We rely on technological breakthroughs in order to continually provide the most up-to-date healthcare options to our clients. As such, we have learned to pay attention to the dreamers on this planet. Acclaimed fantasy author Neil Gaiman attended a fantasy convention in China. In the past, science fiction and fantasy had received very little recognition in that part of the world. When Gaiman inquired as to what had changed, the Chinese explained that while they manufacture technology like no one’s business, the ideas come from the west. After visiting major tech corporations in the U.S., the Chinese could not help but notice that most of the individuals responsible for those ideas were dreamers who grew up very much encouraged to read science fiction and fantasy.
One idea that has appeared in plenty of sci-fi/fantasy novels and comic books is virtual reality. Virtual reality is based on the idea that a computer could replicate the five senses so precisely that users can immerse themselves in and interact with a 3-D environment. The apex of this idea in fiction would have to be the 1999 global blockbuster The Matrix, starring Keanu Reeves. In 2016, machines have yet to subvert the human race but you can experience virtual reality in the comfort of your own home. Do you know how excited this makes us? Let me explain.
Two years ago, a 29-year old paraplegic man by the name of Julian Pinto kicked off the opening match at the FIFA World Cup. He was able to perform the feat by controlling a robotic exo-skeleton via a device known as a BMI, or brain-machine interface.This technology was made possible by an international research consortium now known as the Walk Again Project, or WAP.
Today, WAP is using virtual reality to help paraplegic people regain partial sensation and muscle control in their lower limbs. Over a twelve month period, eight serious cases of spinal cord injury (SCI) paraplegia were subjected to a BMI-based neurorehabilitation program. Its purpose was to restore their mobility using the following methods:
- Intense, immersive virtual reality training.
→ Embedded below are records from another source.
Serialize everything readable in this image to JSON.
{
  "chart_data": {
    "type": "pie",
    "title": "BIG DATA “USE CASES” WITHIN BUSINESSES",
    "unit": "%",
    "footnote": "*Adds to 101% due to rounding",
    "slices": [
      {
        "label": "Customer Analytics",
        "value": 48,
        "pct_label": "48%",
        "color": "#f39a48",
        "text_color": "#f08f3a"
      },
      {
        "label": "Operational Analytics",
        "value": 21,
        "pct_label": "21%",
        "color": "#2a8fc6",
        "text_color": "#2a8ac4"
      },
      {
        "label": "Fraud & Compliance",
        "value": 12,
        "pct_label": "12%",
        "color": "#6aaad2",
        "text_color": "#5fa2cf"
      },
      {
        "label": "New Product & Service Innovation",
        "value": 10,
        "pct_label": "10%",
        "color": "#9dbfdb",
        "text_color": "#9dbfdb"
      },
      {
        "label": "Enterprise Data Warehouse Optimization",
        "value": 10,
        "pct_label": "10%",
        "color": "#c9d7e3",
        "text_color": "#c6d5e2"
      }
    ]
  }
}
- Enriched visual-tactile feedback.
- Two EEG-controlled robotic actuators.
These robotic actuators allow the subject to walk. There was even use of a custom-made lower-limb exoskeleton that could simulate the feeling of touch for its user. The end result was that all eight subjects regained key somatic sensations such as pain localization, fine/crude touch and proprioceptive sensation. In other words, they could identify where pain is occurring and even feel movement and positioning of limbs. They regained voluntary motor control in muscles located below the actual spinal cord injury. Their very classification as paraplegics was altered. All of this was attributed to long-term BMI usage.
While VR is certainly a key component in this breakthrough, it was actually a six-step process that produced such prodigious results for the eight participants in WAP’s research:
- It does begin with an immersive virtual reality environment where the patient’s brain is connected via 16 channels to an EEG machine. The machine recorded the patient’s brain activity while controlling the movements of a human body avatar. Meanwhile, the patient received sensory feedback.
- The first step was duplicated while patients were upright and supported by a stand-in-table device.
- Next, the patient graduated to treadmill training. He or she was placed in a robotic body weight support (BWS) gait system.
- Training then commenced with the same BWS gait system fixed on an overground track.
- At the next level, the BWS gait system was brain-controlled and the patient was back on a treadmill.
- The final level involved BWS gait training with a brain-controlled, sensorized, 12 degrees of freedom robotic exoskeleton without the treadmill.
Despite all of this, SCI recovery remains a great challenge. At AdvancedRM, we know this firsthand from our experience with Matthew C. Matthew suffered a severe spinal cord injury in a bicycle accident involving a motor vehicle. Only 11 years old, the boy required immediate surgical intervention followed by an inpatient rehabilitation program. When he was finally sent home, it was clear that this was only the beginning. His discharge included a wheelchair, equipment, medications, supplies, instructions regarding care, and plans for further rehabilitation. Body weight support systems, robotic assistance and functional electrostimulation of the leg were already options to consider. However, somatosensory perception and voluntary motor control remained elusive goals. These new VR-assisted results give us and Matthew great hope in the ongoing battle for recovery.